Hiçbir görüş ve düşüncenin bir araya getiremeyeceği tipleri, sırf Recep Tayyip ERDOĞAN’a karşı olan düşmanlıklar bir araya getirebiliyorsa demek ki niyet; halisane bir şekilde iktidar olma ve devleti yönetmek değil, ERDOĞAN’ı alaşağı etmektir ve bu yolla yapılan her şey de mubah sayılmıştır. Bunlar bu kadar da art niyetlidir.Hani 31 Mart 1908 darbesiyle Sultan II. Abdülhamid’i tahtından eden zümrenin sonrasını düşünmemesi gibi ERDOĞAN gidince bunlar da ne yapacaklarını bilmiyorlardır. Çünkü devlet yönetecek vasfa sahip olmayanlara “devlet” teslim edilmeyeceği gibi biz de o zaman “YA DEVLET BAŞA, YA KUZGUN LEŞE” deriz, demekten de imtina etmeyiz!..

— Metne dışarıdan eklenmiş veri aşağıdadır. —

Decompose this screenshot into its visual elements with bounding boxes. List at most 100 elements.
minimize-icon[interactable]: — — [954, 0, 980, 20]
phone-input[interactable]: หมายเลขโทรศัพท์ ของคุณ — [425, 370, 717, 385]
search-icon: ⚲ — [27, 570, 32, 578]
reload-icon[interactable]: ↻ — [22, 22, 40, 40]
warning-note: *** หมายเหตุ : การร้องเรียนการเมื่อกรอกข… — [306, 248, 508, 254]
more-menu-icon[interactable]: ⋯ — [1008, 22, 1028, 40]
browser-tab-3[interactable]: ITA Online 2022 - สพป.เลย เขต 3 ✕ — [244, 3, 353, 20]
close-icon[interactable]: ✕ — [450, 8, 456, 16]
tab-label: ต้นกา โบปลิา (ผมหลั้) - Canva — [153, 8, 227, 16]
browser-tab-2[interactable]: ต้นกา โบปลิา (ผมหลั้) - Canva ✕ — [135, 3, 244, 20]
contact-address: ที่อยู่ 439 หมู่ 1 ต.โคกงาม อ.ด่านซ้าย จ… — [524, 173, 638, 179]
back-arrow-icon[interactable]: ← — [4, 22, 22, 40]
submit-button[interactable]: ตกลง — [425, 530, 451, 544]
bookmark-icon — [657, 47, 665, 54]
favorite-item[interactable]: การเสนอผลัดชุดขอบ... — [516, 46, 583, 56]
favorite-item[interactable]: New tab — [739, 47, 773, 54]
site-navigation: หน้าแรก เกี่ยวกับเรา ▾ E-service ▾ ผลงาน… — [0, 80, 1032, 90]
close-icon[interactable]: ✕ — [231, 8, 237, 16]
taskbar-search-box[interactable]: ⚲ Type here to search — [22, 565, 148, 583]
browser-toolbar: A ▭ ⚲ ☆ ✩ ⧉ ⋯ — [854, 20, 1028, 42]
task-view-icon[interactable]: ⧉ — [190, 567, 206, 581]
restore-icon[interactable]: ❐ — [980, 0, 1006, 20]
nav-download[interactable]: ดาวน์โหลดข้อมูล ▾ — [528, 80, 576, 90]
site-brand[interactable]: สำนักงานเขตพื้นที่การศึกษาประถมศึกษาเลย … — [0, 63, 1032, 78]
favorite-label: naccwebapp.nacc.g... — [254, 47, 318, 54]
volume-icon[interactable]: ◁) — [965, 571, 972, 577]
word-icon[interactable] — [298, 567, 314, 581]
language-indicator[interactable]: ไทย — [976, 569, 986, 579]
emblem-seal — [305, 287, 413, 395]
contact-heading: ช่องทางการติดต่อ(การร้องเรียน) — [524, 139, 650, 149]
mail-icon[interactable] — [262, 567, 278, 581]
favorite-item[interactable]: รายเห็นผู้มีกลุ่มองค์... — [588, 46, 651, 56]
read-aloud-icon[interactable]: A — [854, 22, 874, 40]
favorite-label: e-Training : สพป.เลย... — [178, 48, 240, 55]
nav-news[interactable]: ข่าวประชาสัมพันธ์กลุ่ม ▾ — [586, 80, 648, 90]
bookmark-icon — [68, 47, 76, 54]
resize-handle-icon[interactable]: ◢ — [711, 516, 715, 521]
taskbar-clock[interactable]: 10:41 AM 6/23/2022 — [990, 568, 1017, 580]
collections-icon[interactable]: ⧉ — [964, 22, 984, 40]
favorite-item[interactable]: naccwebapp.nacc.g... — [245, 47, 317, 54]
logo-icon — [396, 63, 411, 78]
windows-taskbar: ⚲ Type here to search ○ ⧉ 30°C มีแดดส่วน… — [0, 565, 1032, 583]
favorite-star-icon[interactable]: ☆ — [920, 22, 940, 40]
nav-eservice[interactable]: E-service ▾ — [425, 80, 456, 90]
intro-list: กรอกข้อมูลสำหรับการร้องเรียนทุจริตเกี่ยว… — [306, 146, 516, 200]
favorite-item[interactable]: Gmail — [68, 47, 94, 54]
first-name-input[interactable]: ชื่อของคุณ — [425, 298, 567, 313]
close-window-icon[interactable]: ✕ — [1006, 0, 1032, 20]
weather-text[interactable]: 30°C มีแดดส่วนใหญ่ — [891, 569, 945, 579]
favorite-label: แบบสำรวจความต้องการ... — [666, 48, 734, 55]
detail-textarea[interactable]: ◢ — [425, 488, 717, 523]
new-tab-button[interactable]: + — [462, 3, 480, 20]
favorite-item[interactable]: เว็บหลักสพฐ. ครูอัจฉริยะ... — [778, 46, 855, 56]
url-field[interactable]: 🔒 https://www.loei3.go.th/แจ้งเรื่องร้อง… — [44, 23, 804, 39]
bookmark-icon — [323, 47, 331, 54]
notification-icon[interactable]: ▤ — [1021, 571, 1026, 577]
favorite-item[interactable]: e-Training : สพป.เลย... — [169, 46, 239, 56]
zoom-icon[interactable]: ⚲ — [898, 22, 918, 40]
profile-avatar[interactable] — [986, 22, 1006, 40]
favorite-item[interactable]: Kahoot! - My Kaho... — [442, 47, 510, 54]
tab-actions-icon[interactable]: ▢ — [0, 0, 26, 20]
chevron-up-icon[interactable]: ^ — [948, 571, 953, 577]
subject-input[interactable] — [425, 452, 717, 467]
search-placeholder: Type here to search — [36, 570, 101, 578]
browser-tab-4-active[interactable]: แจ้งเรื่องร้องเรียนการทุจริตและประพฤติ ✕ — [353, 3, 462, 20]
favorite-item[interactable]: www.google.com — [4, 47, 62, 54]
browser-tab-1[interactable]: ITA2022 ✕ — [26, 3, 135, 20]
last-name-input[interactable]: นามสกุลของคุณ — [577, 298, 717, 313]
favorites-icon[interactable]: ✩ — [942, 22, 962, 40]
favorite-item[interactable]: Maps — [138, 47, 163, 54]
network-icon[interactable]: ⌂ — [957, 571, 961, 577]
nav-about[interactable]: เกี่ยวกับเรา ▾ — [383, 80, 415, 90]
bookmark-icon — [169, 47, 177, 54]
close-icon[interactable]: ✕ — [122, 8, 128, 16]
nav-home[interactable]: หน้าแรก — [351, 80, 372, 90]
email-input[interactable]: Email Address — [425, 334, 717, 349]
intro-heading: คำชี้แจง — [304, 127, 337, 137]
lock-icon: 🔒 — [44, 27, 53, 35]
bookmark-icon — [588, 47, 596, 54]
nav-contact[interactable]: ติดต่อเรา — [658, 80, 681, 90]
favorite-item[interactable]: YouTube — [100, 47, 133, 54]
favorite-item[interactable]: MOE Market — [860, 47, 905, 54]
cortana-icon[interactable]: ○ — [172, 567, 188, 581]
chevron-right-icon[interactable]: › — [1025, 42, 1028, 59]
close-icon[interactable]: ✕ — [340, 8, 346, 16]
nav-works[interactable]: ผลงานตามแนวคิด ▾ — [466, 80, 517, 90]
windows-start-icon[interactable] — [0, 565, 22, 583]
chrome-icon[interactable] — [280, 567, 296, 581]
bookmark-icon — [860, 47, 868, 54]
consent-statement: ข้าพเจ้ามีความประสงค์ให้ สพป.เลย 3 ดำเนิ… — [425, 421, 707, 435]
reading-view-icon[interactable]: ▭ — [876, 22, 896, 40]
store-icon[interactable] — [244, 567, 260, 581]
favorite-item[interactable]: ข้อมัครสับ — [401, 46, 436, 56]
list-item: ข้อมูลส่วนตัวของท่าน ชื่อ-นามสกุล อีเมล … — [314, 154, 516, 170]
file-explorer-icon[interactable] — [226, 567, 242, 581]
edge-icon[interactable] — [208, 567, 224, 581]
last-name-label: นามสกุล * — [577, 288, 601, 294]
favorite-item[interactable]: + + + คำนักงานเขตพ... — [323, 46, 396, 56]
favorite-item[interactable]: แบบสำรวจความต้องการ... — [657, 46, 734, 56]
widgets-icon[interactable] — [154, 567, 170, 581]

Sağ kesimden birilerinin demokratik yollarla iktidarda sürekli kalmasına müsaade etmeyen / müsamaha gösteremeyen - kabullenemeyen zihniyet, çözümü; sokaklarda, protestolarda, kalkışma ve anarşik olaylarda görür ve bu durumundan da utanmazlar. Bu tipler zorda (!) kaldıkça; halkı sokaklara - askeri göreve çağırmaktan, darbeye zemin hazırlamaktan çekinmez ve sonuçlarıyla da pişmiş kelle gibi sırıtıp dururlar. Bunun en son örneklerini son birkaç aydır yaşadığımız söylemlerde apaçık bir şekilde gördük, görmeye de devam ediyoruz. En son da 20 Haziran gecesinde Habertürk ekranlarında Eren EĞİLMEZ’in sunduğu “Gerçek Fikri Ne” adlı programda CHP 26 . Dönem Milletvekili Prof. Dr. Aytuğ ATICI’nın ifzarat kokan şu sözlerinde de gördük; “Türkiye’yi örgütlemenin yolu kesinlikle sokaktan geçmek zorundadır. Biz iktidarın çöküşünü bekleyemeyiz kardeşim!” deyip adres olarak sokakları göstermesine karşı cevabı yıllar önce eski cumhurbaşkanlarımızdan merhum Süleyman DEMİREL “Yollar yürümekle aşınmaz!” sözüyle vermiştir. Hak aramak – protesto etmek ve bunu legal yollarla yapmak, herkesin anayasal olarak demokratik bir hakkıdır. Herkes de bu hakkını kullanabilir. Ancak; yağma – talan etmek, polis – zabıta ve asker gibi kolluk kuvvetlerine karşı mukavemet göstermek ve terör örgütlerinin değirmenine su taşımak gibi niyetlerle yapılan yürüyüşlerin karşısına dikilecek tek güç vardır, o da “DEVLET” tir, kimsenin sabrını taşırmayın!...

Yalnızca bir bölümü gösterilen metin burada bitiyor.